A web technology startup recently contacted us to handle performance issues that they were encountering on their web application. Their product was a document collaboration SaaS for enterprises. Our client started their business and its promotion 6 months prior to contacting us. Initially traffic was low but was slowly building. As per every entrepreneur’s dream the traffic now increased like anything and keeping the service up to the mark for their clients was getting more and more difficult. In a nutshell the problem was to scale the app, make it highly available and fault tolerant. An intrinsic but more difficult problem was to keep servers in rapid sync. They already tried most popular synchronization solutions but encountered performance issue. Commercial solutions were out of their budget. So we have been tasked to come up with high availability, load balancing and synchronization solutions that are cost effective and do not eat hardware resources like elephants.
We requested our client for their product walk through, our team was particularly interested in product architecture overall and how each components is playing its part.
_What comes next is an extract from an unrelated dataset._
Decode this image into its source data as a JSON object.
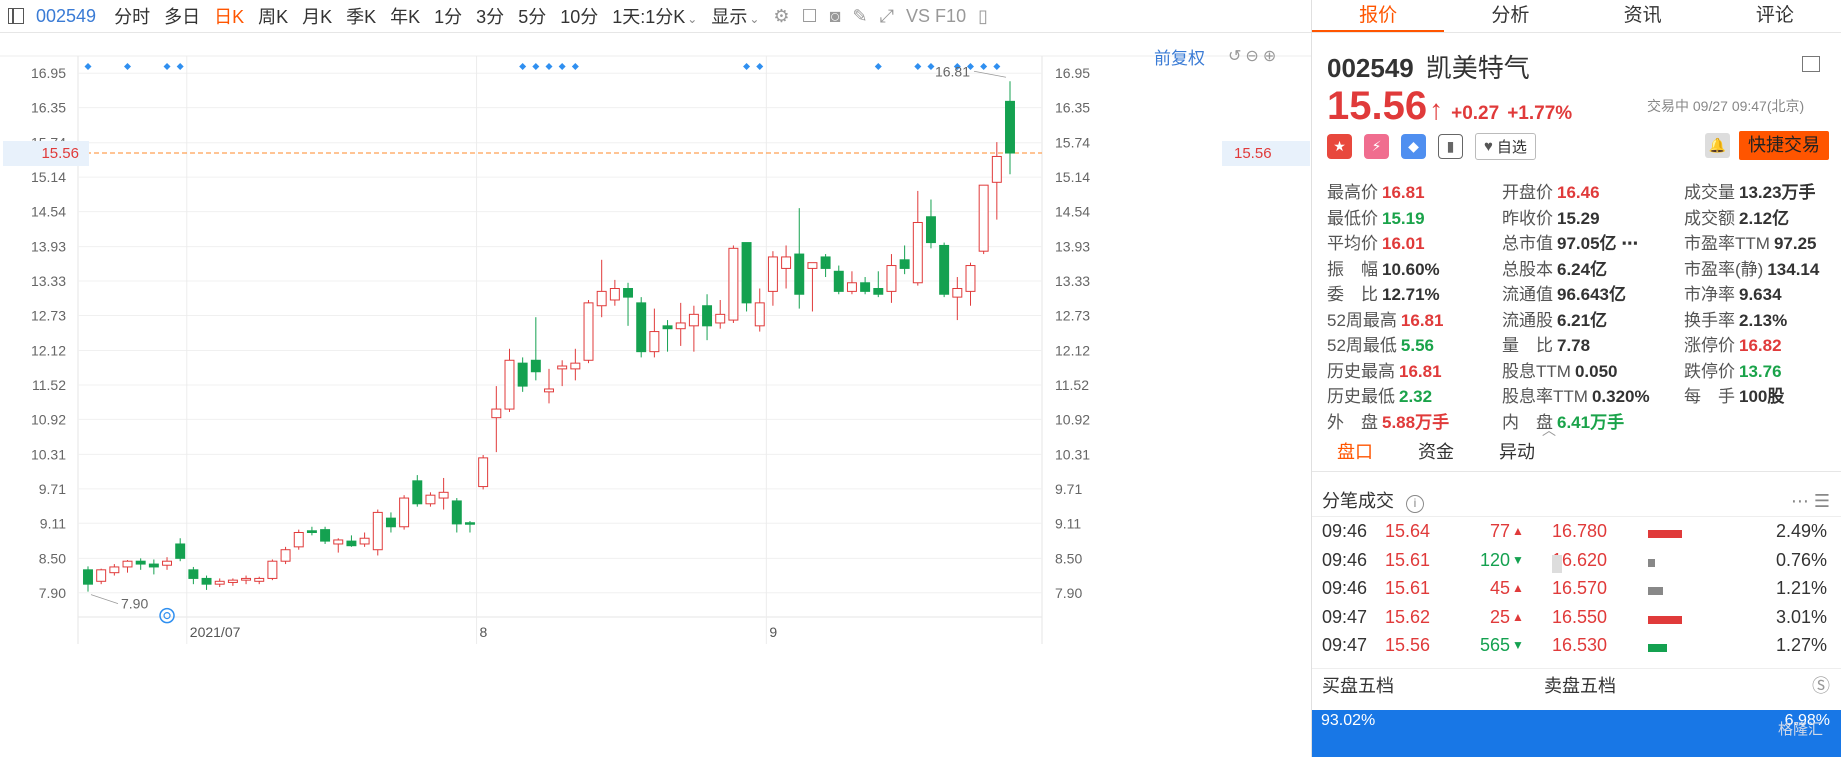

We were hunting for breakpoints, on which, service can be made distributed. Luckily the app was build with SOA approach which enable us to provide better options. First we quickly proposed to separate entire thing in two major parts namely “website” and “webapp” and host them separately. Further load profiling was conducted on the webapp, resulting in further separation of roles from application-usage point of view. It was identified that “file editing function” consumes more cpu cycles, memory and bandwidth. Next file repository was expanded and made redundant which introduces the long haunting problem of fast synchronization of files between file servers. We evaluated various open source solutions including drdb, rsync and unison but discarded based on variety of test performed. Then we came up with an open source cluster synchronization tool that performs lightning fast synchronization throughout the cluster and provides a lot of configuration options with unlimited number of cluster nodes. This tool stored information about state of files it kept in sync with other nodes for fast files comparison and has an efficient algorithm to detect which version of the file changed last. Next we need to have come up with a way to trigger the sync as soon as any single file is created, modified or deleted. For this a small but robust C based application was written that receives file events from OS kernel and trigger the sync between cluster nodes. The entire cluster was load balanced via DNS round robin technique. This helps files being served from different nodes each time for each user, but remain synced in case another user accesses same file concurrently, which was the heavily utilized use case for our client’s customers. After deployment we conducted through testing of this system. One of those test was to generating 1000s of small files via bash script on one node under few seconds and note how quickly they are available on other nodes.
The results was simply amazing. All files that our script generated were immediately available on all other nodes i.e under 1 second while consuming 0.08% cpu on each node during synchronization. Our client is now selling their service with high confidence and able to retain previous customers i.e. less number of complains tickets. They said their efficient, fast, load balanced and robust file collaboration service is better positioned in market today and they have an edge over competitor.